Die Flüchtlingshelfer fühlen sich und ihre Arbeit missachtet

In den Rückkehrzentren werden in Bayern vor allem diejenigen Asylbewerber untergebracht, die aus Ländern mit einer geringen Wahrscheinlichkeit auf ein Bleiberecht stammen. Die kurzfristige Verlegung von Flüchtlingen nach Bamberg und Manching finde auch bei den ehrenamtlichen Flüchtlingshelfern an den bisherigen Unterbringungsorten der Betroffenen wenig Verständnis, berichtete Bammessel. "Da gibt es Unterstützerkreise, die tief frustriert werden." Sie fühlten sich und ihre Arbeit missachtet. "Die erleben das so, dass ihr Engagement nichts mehr zählt", sagte Bammessel.

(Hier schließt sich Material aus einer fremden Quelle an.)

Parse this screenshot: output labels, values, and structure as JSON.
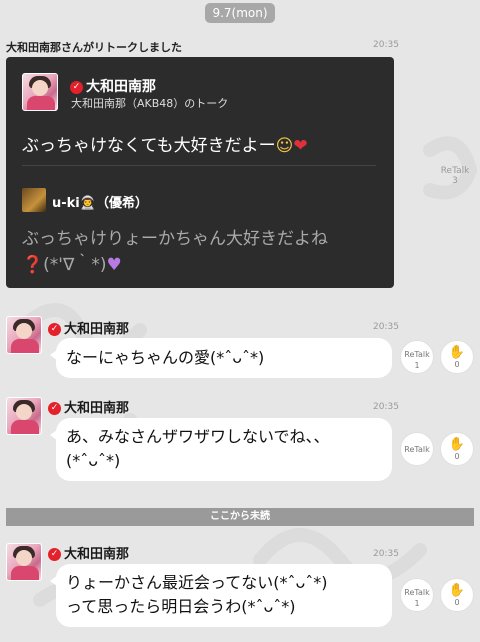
{
  "date_pill": "9.7(mon)",
  "retalk_notice": "大和田南那さんがリトークしました",
  "card": {
    "time": "20:35",
    "name": "大和田南那",
    "subtitle": "大和田南那（AKB48）のトーク",
    "message": "ぶっちゃけなくても大好きだよー",
    "reply_name": "u-ki",
    "reply_name_suffix": "（優希）",
    "reply_text_1": "ぶっちゃけりょーかちゃん大好きだよね",
    "reply_text_2": "(*'∇｀*)",
    "retalk_label": "ReTalk",
    "retalk_count": "3"
  },
  "messages": [
    {
      "sender": "大和田南那",
      "time": "20:35",
      "text_lines": [
        "なーにゃちゃんの愛(*ˆᴗˆ*)"
      ],
      "retalk_label": "ReTalk",
      "retalk_count": "1",
      "clap_count": "0"
    },
    {
      "sender": "大和田南那",
      "time": "20:35",
      "text_lines": [
        "あ、みなさんザワザワしないでね、、",
        "(*ˆᴗˆ*)"
      ],
      "retalk_label": "ReTalk",
      "retalk_count": "0",
      "clap_count": "0"
    },
    {
      "sender": "大和田南那",
      "time": "20:35",
      "text_lines": [
        "りょーかさん最近会ってない(*ˆᴗˆ*)",
        "って思ったら明日会うわ(*ˆᴗˆ*)"
      ],
      "retalk_label": "ReTalk",
      "retalk_count": "1",
      "clap_count": "0"
    }
  ],
  "unread_divider": "ここから未読",
  "colors": {
    "verified": "#e4212b",
    "card_bg": "#2c2c2c",
    "bubble_bg": "#ffffff",
    "page_bg": "#e6e6e6"
  },
  "icons": [
    "verified-check-icon",
    "clap-icon",
    "heart-emoji",
    "smile-emoji",
    "purple-heart-emoji",
    "question-emoji"
  ]
}
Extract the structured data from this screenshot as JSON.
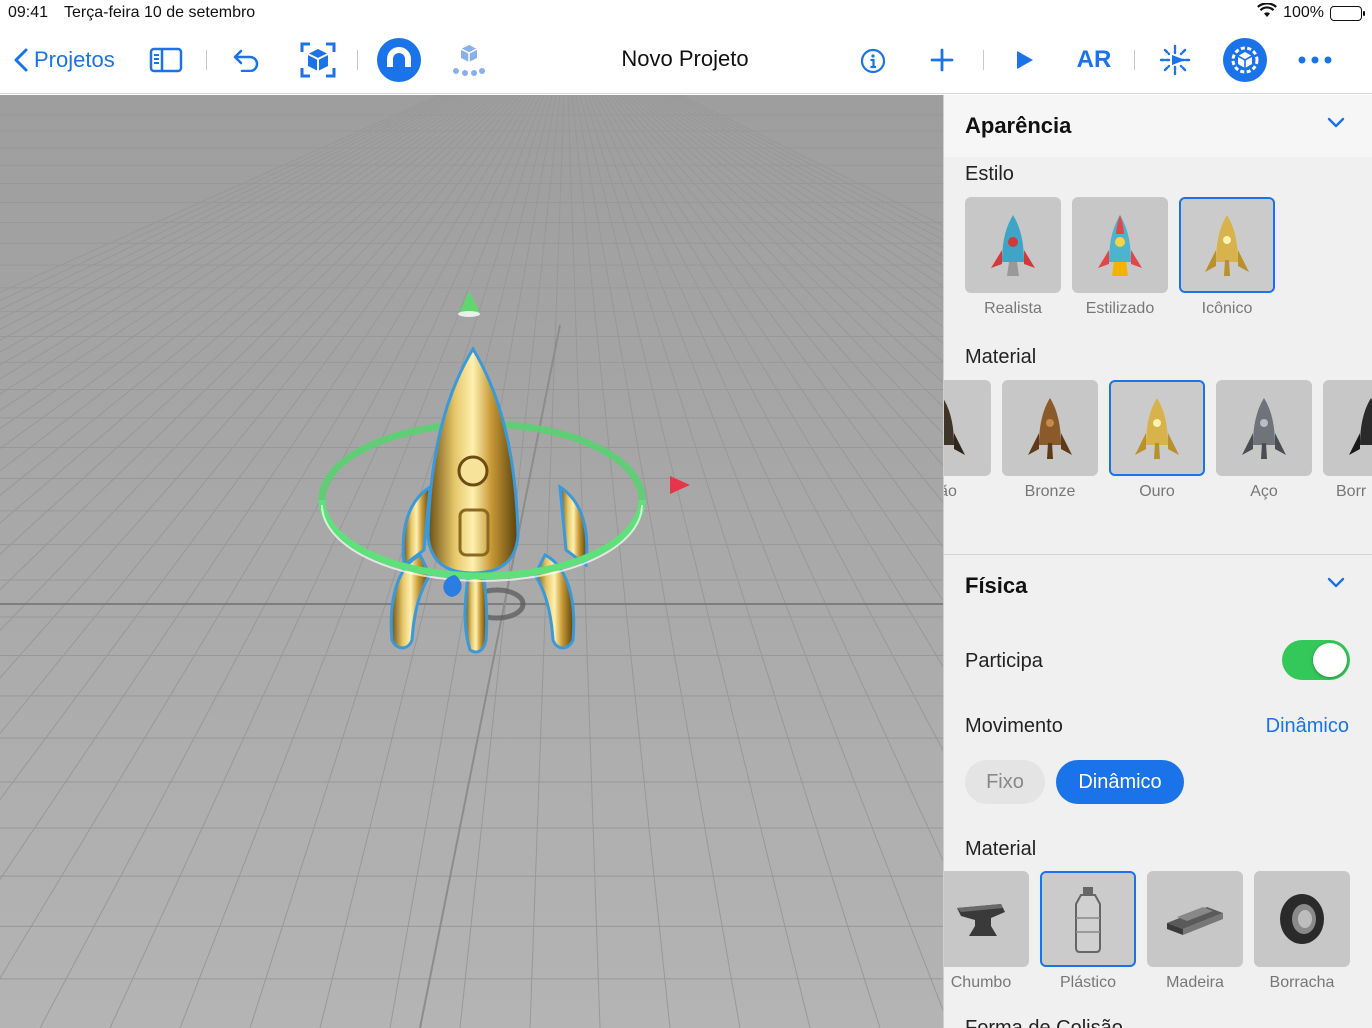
{
  "status": {
    "time": "09:41",
    "date": "Terça-feira 10 de setembro",
    "battery": "100%"
  },
  "toolbar": {
    "back_label": "Projetos",
    "title": "Novo Projeto",
    "ar_label": "AR"
  },
  "inspector": {
    "appearance": {
      "title": "Aparência",
      "style_label": "Estilo",
      "styles": [
        "Realista",
        "Estilizado",
        "Icônico"
      ],
      "selected_style": "Icônico",
      "material_label": "Material",
      "materials": [
        "ão",
        "Bronze",
        "Ouro",
        "Aço",
        "Borr"
      ],
      "selected_material": "Ouro"
    },
    "physics": {
      "title": "Física",
      "participate_label": "Participa",
      "participate_on": true,
      "movement_label": "Movimento",
      "movement_value": "Dinâmico",
      "segments": [
        "Fixo",
        "Dinâmico"
      ],
      "material_label": "Material",
      "materials": [
        "Chumbo",
        "Plástico",
        "Madeira",
        "Borracha"
      ],
      "selected_material": "Plástico",
      "next_label_partial": "Forma de Colisão"
    }
  },
  "colors": {
    "accent": "#1a73e8",
    "toggle_on": "#34c759",
    "gizmo_y": "#4cd964",
    "gizmo_x": "#e8344a",
    "gizmo_z": "#2a7de1"
  }
}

Zu den kritischen Punkten gehört nach Bammessels Einschätzung auch die Vorstellung der Staatsregierung und der Unionsparteien beim  Familiennachzug. So sollen Bürgerkriegsflüchtlinge aus Syrien erst nach zwei oder drei Jahren ihre Familien nachholen können. "Da produziert man wirklich große menschliche Tragödien. Oder zwingt Familien dazu, sich doch noch irgendwelchen Schleppern anzuvertrauen", sagte der Diakoniechef. "Das passt aus meiner Sicht nicht zu dem Verfassungsrang, den die Familie bei uns hat."

"Viele Armutsmigranten machen sich falsche Hoffnungen"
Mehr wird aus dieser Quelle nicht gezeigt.